Lyte was at Millersville from the late 1850s until 1912. Even those who don’t know his name likely know the song he’s credited with writing, “Row, Row, Row Your Boat.”
McHenry had seen the Lyte name before, on one of the school’s buildings.

He found more evidence, provenance, on the desk that tied it to Lyte.

Once McHenry knew Lyte had owned the desk, he realized that even if he cleaned and fixed it, he wouldn’t keep it forever.

“I knew it wasn’t mine,” McHenry said. “I was a steward.”

Late that homecoming night, he pulled his 1946 Dodge Limousine into the parking lot near his dormitory, and loaded the pieces of the desk. He drove to his future in-laws’ home in York, and showed his future father-in-law, Chester Ely, his find.

“He said, ‘Oh, it’s a desk! Oh my god, it’s going to be gorgeous,” McHenry recalled. Ely loved furniture, and he loved walnut wood, McHenry said.

Ely let McHenry store the desk at his home.

Eventually, McHenry did restore the desk. He and his wife, Karen, with whom he celebrated 61 years of marriage on Dec. 28, have had it in each of their homes.

Their children have used it as scaffolding for blanket forts. It was a favorite hiding spot. One of their children read under the desk on rainy days. Another frequently napped there.

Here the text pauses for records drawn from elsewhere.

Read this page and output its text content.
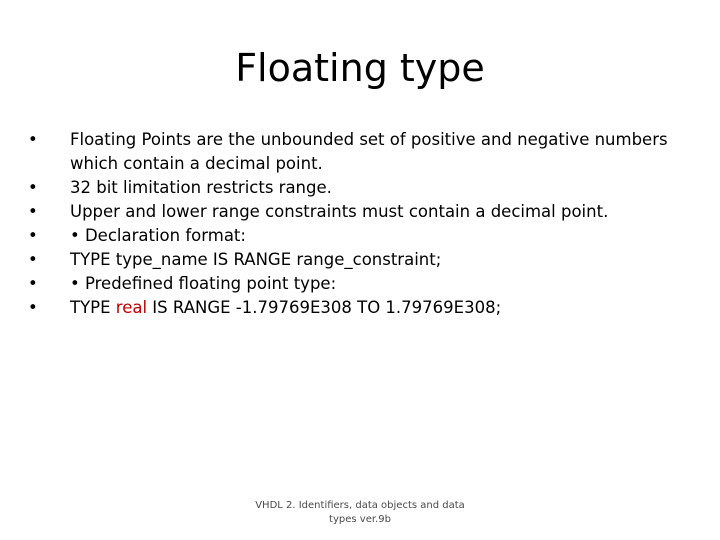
Floating type
•	Floating Points are the unbounded set of positive and negative numbers which contain a decimal point.
•	32 bit limitation restricts range.
•	Upper and lower range constraints must contain a decimal point.
•	• Declaration format:
•	TYPE type_name IS RANGE range_constraint;
•	• Predefined floating point type:
•	TYPE real IS RANGE -1.79769E308 TO 1.79769E308;
VHDL 2. Identifiers, data objects and data types ver.9b
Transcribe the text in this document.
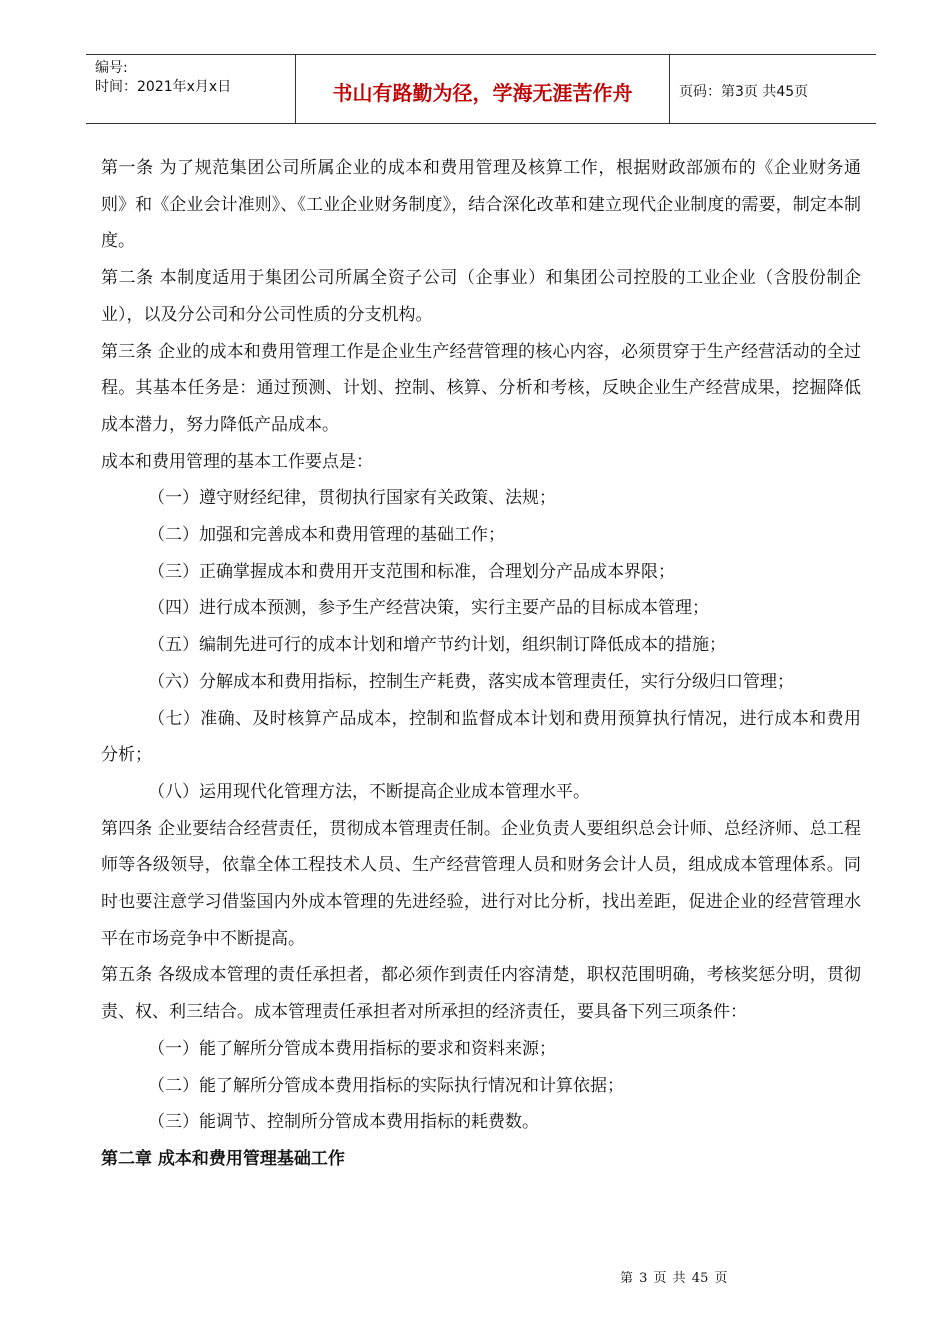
编号:
时间：2021年x月x日	书山有路勤为径，学海无涯苦作舟	页码：第3页 共45页

第一条 为了规范集团公司所属企业的成本和费用管理及核算工作，根据财政部颁布的《企业财务通则》和《企业会计准则》、《工业企业财务制度》，结合深化改革和建立现代企业制度的需要，制定本制度。

第二条 本制度适用于集团公司所属全资子公司（企事业）和集团公司控股的工业企业（含股份制企业），以及分公司和分公司性质的分支机构。

第三条 企业的成本和费用管理工作是企业生产经营管理的核心内容，必须贯穿于生产经营活动的全过程。其基本任务是：通过预测、计划、控制、核算、分析和考核，反映企业生产经营成果，挖掘降低成本潜力，努力降低产品成本。

成本和费用管理的基本工作要点是：

（一）遵守财经纪律，贯彻执行国家有关政策、法规；

（二）加强和完善成本和费用管理的基础工作；

（三）正确掌握成本和费用开支范围和标准，合理划分产品成本界限；

（四）进行成本预测，参予生产经营决策，实行主要产品的目标成本管理；

（五）编制先进可行的成本计划和增产节约计划，组织制订降低成本的措施；

（六）分解成本和费用指标，控制生产耗费，落实成本管理责任，实行分级归口管理；

（七）准确、及时核算产品成本，控制和监督成本计划和费用预算执行情况，进行成本和费用分析；

（八）运用现代化管理方法，不断提高企业成本管理水平。

第四条 企业要结合经营责任，贯彻成本管理责任制。企业负责人要组织总会计师、总经济师、总工程师等各级领导，依靠全体工程技术人员、生产经营管理人员和财务会计人员，组成成本管理体系。同时也要注意学习借鉴国内外成本管理的先进经验，进行对比分析，找出差距，促进企业的经营管理水平在市场竞争中不断提高。

第五条 各级成本管理的责任承担者，都必须作到责任内容清楚，职权范围明确，考核奖惩分明，贯彻责、权、利三结合。成本管理责任承担者对所承担的经济责任，要具备下列三项条件：

（一）能了解所分管成本费用指标的要求和资料来源；

（二）能了解所分管成本费用指标的实际执行情况和计算依据；

（三）能调节、控制所分管成本费用指标的耗费数。

第二章 成本和费用管理基础工作

第 3 页 共 45 页
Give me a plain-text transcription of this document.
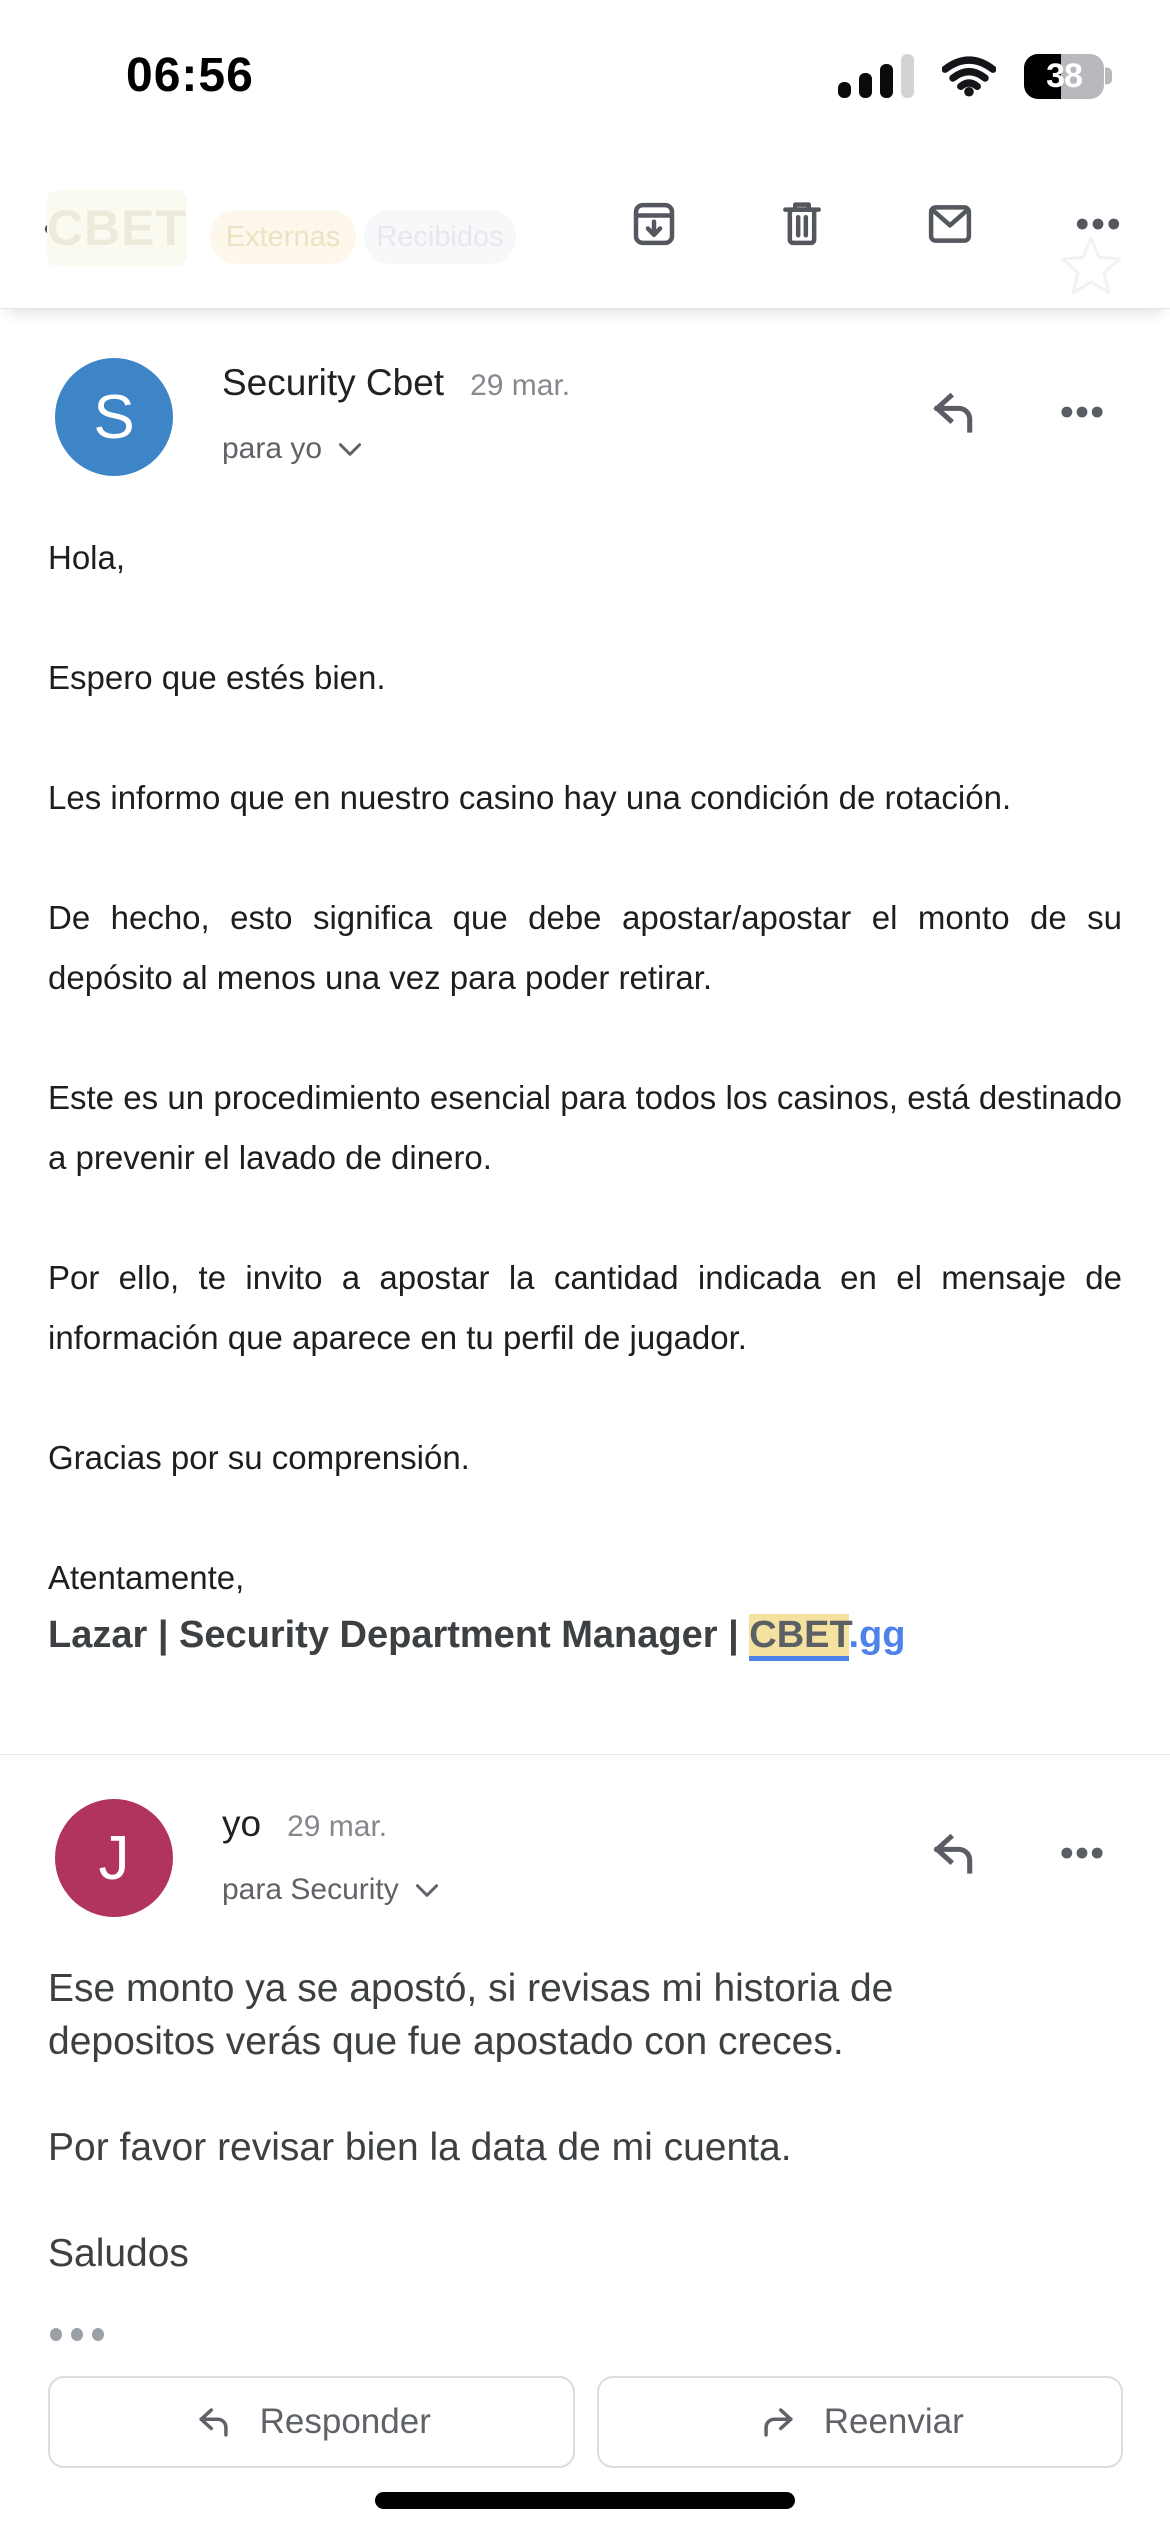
06:56	38
CBET Externas Recibidos
S Security Cbet 29 mar.
para yo

Hola,

Espero que estés bien.

Les informo que en nuestro casino hay una condición de rotación.

De hecho, esto significa que debe apostar/apostar el monto de su depósito al menos una vez para poder retirar.

Este es un procedimiento esencial para todos los casinos, está destinado a prevenir el lavado de dinero.

Por ello, te invito a apostar la cantidad indicada en el mensaje de información que aparece en tu perfil de jugador.

Gracias por su comprensión.

Atentamente,

Lazar | Security Department Manager | CBET.gg

J	yo 29 mar.
para Security

Ese monto ya se apostó, si revisas mi historia de depositos verás que fue apostado con creces.

Por favor revisar bien la data de mi cuenta.

Saludos

Responder	Reenviar
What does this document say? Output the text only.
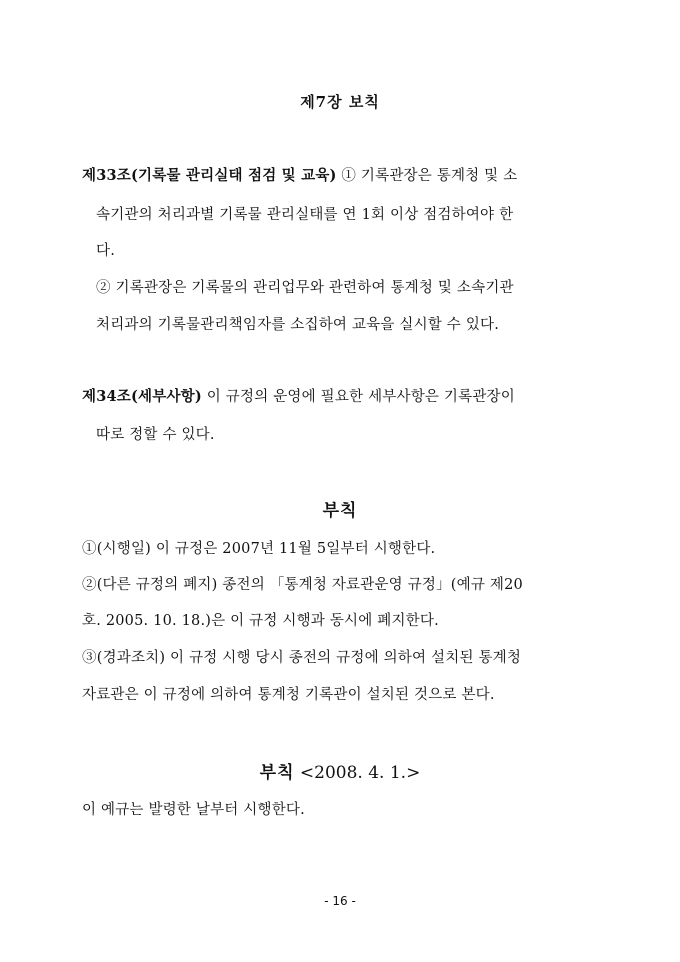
제7장 보칙
제33조(기록물 관리실태 점검 및 교육) ① 기록관장은 통계청 및 소
속기관의 처리과별 기록물 관리실태를 연 1회 이상 점검하여야 한
다.
② 기록관장은 기록물의 관리업무와 관련하여 통계청 및 소속기관
처리과의 기록물관리책임자를 소집하여 교육을 실시할 수 있다.
제34조(세부사항) 이 규정의 운영에 필요한 세부사항은 기록관장이
따로 정할 수 있다.
부칙
①(시행일) 이 규정은 2007년 11월 5일부터 시행한다.
②(다른 규정의 폐지) 종전의 「통계청 자료관운영 규정」(예규 제20
호. 2005. 10. 18.)은 이 규정 시행과 동시에 폐지한다.
③(경과조치) 이 규정 시행 당시 종전의 규정에 의하여 설치된 통계청
자료관은 이 규정에 의하여 통계청 기록관이 설치된 것으로 본다.
부칙 <2008. 4. 1.>
이 예규는 발령한 날부터 시행한다.
- 16 -
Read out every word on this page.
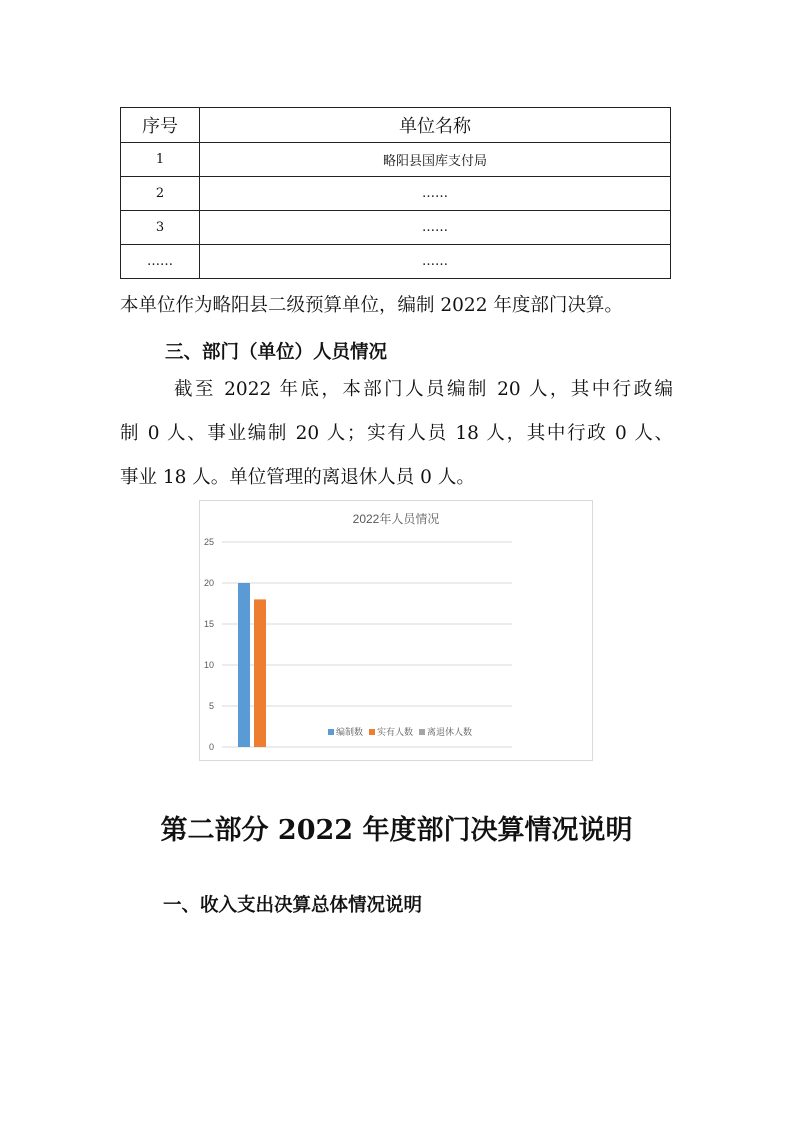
序号	单位名称
1	略阳县国库支付局
2	……
3	……
……	……
本单位作为略阳县二级预算单位，编制 2022 年度部门决算。
三、部门（单位）人员情况
截至 2022 年底，本部门人员编制 20 人，其中行政编
制 0 人、事业编制 20 人；实有人员 18 人，其中行政 0 人、
事业 18 人。单位管理的离退休人员 0 人。
2022年人员情况
0
5
10
15
20
25
编制数 实有人数 离退休人数
第二部分 2022 年度部门决算情况说明
一、收入支出决算总体情况说明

The desk saw his family grow, and McHenry’s grandchildren and great-grandchildren, grew up playing with the desk, just as their parents and grandparents did.

McHenry, called Papaw by his grandchildren and great-grandchildren, read Christmas stories seated at the desk.

More:Watch: Fallen York County EMT honored with last ambulance ride

But now, McHenry said, it’s time to give the desk back to Millersville University. 
The time feels right, he said.

Karen said she believes his health was among the motivations to return the desk now.

“He’s had all kinds of illnesses, and he’s come out of all of them,” she said.

But tomorrow isn’t guaranteed for anyone.

Millersville picks up donation

On Tuesday morning, McHenry was eating breakfast at his dining table when three men from Millersville University arrived to take his donation back to campus.

McHenry supervised as they took the desk apart to make it easier for transport.
He told them about its history, gave them pointers on its care.

He knew he needed to give it up. He watched the men take it away.

“We give,” McHenry said. “And we get back.”

The desk has repaid his effort to save it in memories that have lasted his lifetime.

From the left, John McHenry watches Jason O'Connor and Patrick Kulp lift off the top of the desk Tuesday January 8, 2019 as it makes it's trip back to Millersville.